When I was invited to submit a story to the anthology Hotter Than Hell, edited by Kim Harrison, I knew I couldn’t write a Kitty story. The editor was looking for serious, sexually charged fiction, and that tone was all wrong for Kitty. I tossed around a few ideas and settled on writing about Emma and exploring what happened to her after the events of Kitty Goes to Washington.

I had two goals with this story. First, I wanted to delve a bit into how vampires and sex work in my universe. I also wanted to see if I could tell an erotic story in which the main character never actually takes off her clothes. Horror and erotica writing have a lot in common in that sometimes it’s what you don’t show that counts.
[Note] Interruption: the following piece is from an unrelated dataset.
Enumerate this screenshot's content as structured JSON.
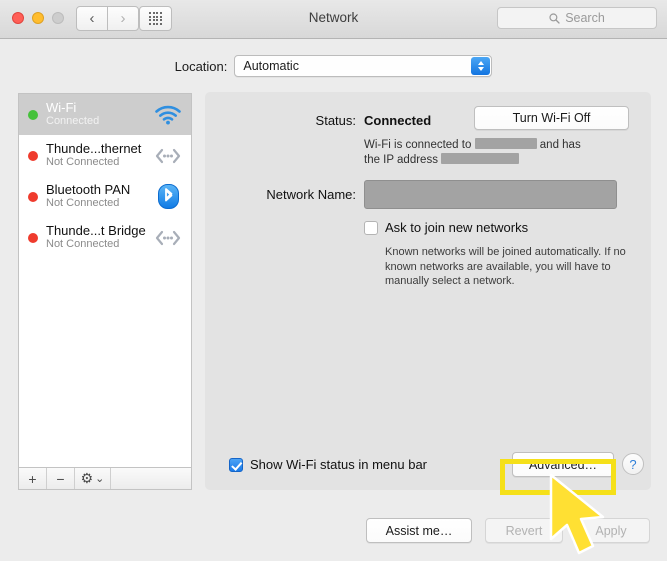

“You’re on the Air” (3 Doors Down, “Kryptonite”)

In Kitty and the Silver Bullet , Kitty gets a call from a vampire who’s had really bad luck. He didn’t want to be a vampire, he doesn’t have a Family to support him, and he’s stuck working the night shift at Speedy Mart. I really loved Jake and wanted to find out more about him, and moreover I wanted him to succeed. So here’s what happened after he hung up on the phone call with Kitty.

“Long Time Waiting” (Pink Floyd, “Wish You Were Here”)

You didn’t think Cormac was just sitting around twiddling his thumbs all that time he was off stage, did you?